I have a large set of N d-dimensional vectors (residing in a matrix) that I am lifting by taking the self outer product (i.e. each vector i times itself). For each vector this produces a symmetric matrix with (d+1) choose 2 unique entries. For the entire data, this is an N x d x d tensor. I would like to compute only the unique (d+1) choose 2 entries from the lower diagonal of each tensor slice and store them in a vector. I want to do this with as little memory footprint and as fast as possible in Python - including using C bindings.
If you do this using standard numpy methods, it allocates the entirety of each matrix.

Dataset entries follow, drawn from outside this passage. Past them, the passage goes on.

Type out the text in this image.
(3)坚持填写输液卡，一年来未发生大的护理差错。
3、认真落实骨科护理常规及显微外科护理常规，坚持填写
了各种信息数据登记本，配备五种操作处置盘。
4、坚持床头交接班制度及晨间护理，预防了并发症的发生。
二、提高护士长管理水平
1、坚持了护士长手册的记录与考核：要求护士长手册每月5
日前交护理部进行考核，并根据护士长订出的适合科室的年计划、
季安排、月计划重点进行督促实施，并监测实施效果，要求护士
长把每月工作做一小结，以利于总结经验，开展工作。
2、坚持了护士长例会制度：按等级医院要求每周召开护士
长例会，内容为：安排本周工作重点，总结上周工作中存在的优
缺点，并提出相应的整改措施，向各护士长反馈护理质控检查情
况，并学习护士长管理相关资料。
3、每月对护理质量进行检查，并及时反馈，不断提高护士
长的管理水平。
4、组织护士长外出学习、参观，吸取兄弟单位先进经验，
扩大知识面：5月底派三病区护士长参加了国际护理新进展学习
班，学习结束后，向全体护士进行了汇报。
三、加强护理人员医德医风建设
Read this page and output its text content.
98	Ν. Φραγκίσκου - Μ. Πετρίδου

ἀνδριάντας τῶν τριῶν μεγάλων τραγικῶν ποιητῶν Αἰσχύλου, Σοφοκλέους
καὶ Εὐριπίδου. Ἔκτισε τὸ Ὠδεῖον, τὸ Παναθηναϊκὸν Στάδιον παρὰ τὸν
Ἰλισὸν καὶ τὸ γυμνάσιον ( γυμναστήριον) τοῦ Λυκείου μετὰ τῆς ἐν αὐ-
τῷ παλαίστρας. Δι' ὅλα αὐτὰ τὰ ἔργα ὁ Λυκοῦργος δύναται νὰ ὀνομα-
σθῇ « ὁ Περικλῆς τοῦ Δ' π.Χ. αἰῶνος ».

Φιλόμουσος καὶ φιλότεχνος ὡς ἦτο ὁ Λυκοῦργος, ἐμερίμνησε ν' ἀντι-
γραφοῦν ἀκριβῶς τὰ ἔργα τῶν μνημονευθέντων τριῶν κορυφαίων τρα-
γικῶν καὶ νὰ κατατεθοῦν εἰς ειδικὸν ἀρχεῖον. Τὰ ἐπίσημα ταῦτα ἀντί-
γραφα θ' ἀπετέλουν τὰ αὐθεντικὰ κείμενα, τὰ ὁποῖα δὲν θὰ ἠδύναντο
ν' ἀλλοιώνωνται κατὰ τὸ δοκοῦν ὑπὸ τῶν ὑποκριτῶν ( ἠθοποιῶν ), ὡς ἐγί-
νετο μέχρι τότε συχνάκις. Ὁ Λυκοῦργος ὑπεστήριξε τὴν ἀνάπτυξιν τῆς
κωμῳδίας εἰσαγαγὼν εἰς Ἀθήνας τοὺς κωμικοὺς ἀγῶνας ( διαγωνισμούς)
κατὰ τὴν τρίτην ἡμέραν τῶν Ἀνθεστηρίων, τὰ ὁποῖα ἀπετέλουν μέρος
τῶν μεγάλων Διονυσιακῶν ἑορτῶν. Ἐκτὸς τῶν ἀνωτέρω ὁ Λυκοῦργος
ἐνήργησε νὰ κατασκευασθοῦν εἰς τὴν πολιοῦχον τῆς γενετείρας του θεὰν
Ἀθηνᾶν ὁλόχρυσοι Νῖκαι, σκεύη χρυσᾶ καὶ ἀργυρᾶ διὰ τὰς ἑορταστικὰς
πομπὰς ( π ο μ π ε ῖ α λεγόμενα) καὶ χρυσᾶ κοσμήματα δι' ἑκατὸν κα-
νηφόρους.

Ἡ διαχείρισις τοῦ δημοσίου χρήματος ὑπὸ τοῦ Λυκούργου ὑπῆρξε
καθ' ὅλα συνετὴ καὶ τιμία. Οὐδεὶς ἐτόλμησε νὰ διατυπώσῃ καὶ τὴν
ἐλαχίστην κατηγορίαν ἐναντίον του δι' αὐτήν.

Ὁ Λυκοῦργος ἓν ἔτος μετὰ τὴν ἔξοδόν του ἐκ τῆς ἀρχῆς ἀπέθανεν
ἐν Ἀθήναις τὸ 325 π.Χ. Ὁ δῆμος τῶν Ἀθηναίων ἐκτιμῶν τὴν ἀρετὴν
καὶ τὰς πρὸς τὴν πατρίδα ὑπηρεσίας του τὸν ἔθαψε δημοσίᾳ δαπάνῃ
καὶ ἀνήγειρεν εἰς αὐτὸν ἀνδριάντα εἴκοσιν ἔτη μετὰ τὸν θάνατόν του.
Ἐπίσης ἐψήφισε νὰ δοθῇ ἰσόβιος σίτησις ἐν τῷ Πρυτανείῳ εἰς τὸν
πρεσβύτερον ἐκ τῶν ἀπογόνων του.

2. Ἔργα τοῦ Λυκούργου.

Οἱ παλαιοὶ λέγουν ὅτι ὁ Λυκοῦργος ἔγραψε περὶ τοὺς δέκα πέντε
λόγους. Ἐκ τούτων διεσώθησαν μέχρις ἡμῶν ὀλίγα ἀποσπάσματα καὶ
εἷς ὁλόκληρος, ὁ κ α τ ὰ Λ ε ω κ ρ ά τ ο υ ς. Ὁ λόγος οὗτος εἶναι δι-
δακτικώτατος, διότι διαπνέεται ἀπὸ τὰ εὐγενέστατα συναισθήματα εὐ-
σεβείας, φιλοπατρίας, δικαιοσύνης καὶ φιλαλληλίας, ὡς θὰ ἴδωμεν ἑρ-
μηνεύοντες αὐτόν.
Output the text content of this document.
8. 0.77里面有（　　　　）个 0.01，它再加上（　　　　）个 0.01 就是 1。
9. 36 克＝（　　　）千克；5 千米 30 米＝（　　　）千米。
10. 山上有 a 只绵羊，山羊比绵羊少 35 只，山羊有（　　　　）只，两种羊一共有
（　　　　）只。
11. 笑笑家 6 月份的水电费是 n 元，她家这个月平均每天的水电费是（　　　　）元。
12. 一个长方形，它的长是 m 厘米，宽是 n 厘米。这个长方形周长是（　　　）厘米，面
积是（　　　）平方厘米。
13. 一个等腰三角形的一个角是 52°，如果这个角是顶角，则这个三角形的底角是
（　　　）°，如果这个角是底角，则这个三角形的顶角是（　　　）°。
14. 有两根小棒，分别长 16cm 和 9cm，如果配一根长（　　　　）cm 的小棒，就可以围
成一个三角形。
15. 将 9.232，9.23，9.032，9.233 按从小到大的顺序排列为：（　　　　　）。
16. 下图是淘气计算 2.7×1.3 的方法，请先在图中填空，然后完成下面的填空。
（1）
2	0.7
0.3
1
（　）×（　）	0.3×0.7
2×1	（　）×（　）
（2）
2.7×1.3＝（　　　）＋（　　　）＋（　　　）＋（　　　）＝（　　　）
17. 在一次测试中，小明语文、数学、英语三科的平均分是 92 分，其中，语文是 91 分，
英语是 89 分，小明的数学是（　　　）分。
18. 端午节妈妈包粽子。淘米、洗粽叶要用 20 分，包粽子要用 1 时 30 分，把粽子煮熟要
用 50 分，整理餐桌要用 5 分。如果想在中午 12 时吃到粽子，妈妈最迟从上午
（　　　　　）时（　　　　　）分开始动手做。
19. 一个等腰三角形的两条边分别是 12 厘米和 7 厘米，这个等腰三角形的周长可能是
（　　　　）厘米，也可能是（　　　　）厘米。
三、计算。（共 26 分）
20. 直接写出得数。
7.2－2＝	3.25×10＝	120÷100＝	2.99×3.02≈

This is about double the memory complexity of what is actually required.
For a sense of scale here, consider the case where N = 20k and d = 20k. Then N * d^2 * ~8bytes per element = (2*10^4)^3 * 8 bytes = 64 terabytes.
If we only compute the vectors that encode the unique entries, we have (20001 choose 2) * 20k * 8 = 200010000 * 20000 * 8 bytes = 32 terabytes.
Is there a quick way to do this without resorting to slow methods (such as coding my own outer product in python)?
Edit: I'll note that a similar question was asked in Create array of outer products in numpy
I already know how to compute this using einsum (as in the above question). However, no answer was reached about doing this without the extra (d choose 2) computations and allocations
Edit 2: This thread How to exploit symmetry in outer product in Numpy (or other Python solutions)? asks a related question but does not address the memory complexity. The top answer will still allocate a d x d array for each outer product.
This thread Numpy Performance - Outer Product of a vector with its transpose also addressed computational considerations of a self outer product, but does not reach a memory efficient solution.
Edit 3:
If one wants to allocate the whole array and then extract the elements, np.tril_indices
or scipy.spatial.distance.squareform
will do the trick.